D’autre part, une personne se sent mieux quand ses valeurs et ses buts sont en adéquation avec ceux de l’organisation. L’organisation doit donc être claire quand à ces valeurs et à ses buts et ses actions doivent les refléter. Les actes et le comportement du patron et des managers doivent aussi refléter ces valeurs. En cela, l’exemplarité reste une vertu essentielle du leader d’aujourd’hui.
En résumé, l’organisation se doit de répondre aux trois grandes gestions que se pose l’individu quand il travaille et le leader en est le garant :

Le QUOI.

Le quoi n’est pas neutre : il a une représentation sociale. L’entreprise a un rôle à jouer très important dans cette valorisation : ses dirigeants doivent en être conscients à la fois dans la représentation qu’ils donnent de leur entreprise, et dans ce qu’ils laissent se développer comme image de leur organisation (sachant, qu’aujourd’hui, l’image doit être le reflet de la réalité !)

Le COMMENT.

L’individu ne peut pas s’identifier à un processus : le processus interne à l’organisation est dépassé par le savoir-faire du groupe auquel il s’identifie.
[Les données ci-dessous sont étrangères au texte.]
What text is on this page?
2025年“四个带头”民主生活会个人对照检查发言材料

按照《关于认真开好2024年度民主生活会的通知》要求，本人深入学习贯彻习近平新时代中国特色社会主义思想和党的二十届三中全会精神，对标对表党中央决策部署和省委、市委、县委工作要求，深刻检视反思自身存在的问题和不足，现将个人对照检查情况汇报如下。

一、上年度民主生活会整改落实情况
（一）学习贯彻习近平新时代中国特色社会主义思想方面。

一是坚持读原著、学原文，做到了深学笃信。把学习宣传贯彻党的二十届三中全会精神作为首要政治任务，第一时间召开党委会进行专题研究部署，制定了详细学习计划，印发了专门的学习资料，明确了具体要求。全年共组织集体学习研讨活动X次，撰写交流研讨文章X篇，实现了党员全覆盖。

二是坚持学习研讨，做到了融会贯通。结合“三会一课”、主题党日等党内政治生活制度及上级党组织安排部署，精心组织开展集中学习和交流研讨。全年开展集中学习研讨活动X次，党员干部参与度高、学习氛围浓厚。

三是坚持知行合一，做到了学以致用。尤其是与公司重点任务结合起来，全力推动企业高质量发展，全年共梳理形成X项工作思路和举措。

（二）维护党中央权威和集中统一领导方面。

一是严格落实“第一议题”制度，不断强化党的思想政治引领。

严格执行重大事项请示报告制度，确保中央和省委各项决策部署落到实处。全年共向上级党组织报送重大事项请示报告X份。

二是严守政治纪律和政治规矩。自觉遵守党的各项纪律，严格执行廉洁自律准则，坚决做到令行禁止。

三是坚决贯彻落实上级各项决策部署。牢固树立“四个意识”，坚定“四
Ainsi, le « comment » fait appel à des compétences individuelles et collectives. L’organisation participe au développement de ses compétences et doit les valoriser.
Dans le « comment », les liens qui sont développés entre les personnes est fondamental : quelles relations l’organisation permet-elle au collaborateur de développer avec les personnes qui l’entourent ?
Et, bien sûr, les marges d’autonomie qu’on lui laisse sont… très liées au type de management et de leadership des managers.

Le POURQUOI.

Le « pourquoi » fait référence au sens. Donner du sens, c’est donner une vision et communiquer une stratégie. Là aussi, c’est le rôle des dirigeants et des managers comme nous l’avons déjà signalé.
Nous voyons bien que le rôle de l’organisation et de son leader se dessine parfaitement bien dans ce qu’ils ont à jouer pour permettre à des individus de s’impliquer (l’implication étant le résultat de leur motivation). Nous y ajouterons trois conditions nécessaires :

  1. la cohérence : combien de voix différentes dans l’organisation ? Combien de versions différentes de la stratégie ? combien de type de management présent dans l’organisation, qui ballotent les individus et les laissent dans l’incompréhension totale de ce que l’on attend d’eux réellement ? Et pour les managers, combien d’interprétation de ce fameux contrat implicite, vous savez tout ce que l’on attend d’eux mais qui n’a jamais été vraiment formulé clairement ?
  2.  la réciprocité : je m‘implique dans quelque chose et ce quelque chose s’implique envers moi : l’organisation doit proposer quelque chose qui réponde aux attentes de l’individu (exemple : la gestion de carrière, le développement de l’individu, etc)
  3.  l’adhésion : c’est une rencontre entre les valeurs et les buts de l’entreprise et le système de représentation de l’individu. Les valeurs de l’entreprise sont issues de son histoire, c’est tout se qui forme la culture d’entreprise. Cela ne se décrète pas. Les buts, la stratégie, si on ne les connaît pas, on ne peut pas adhérer. La communication revêt la une importante majeure, et là aussi, le leader a un rôle majeur.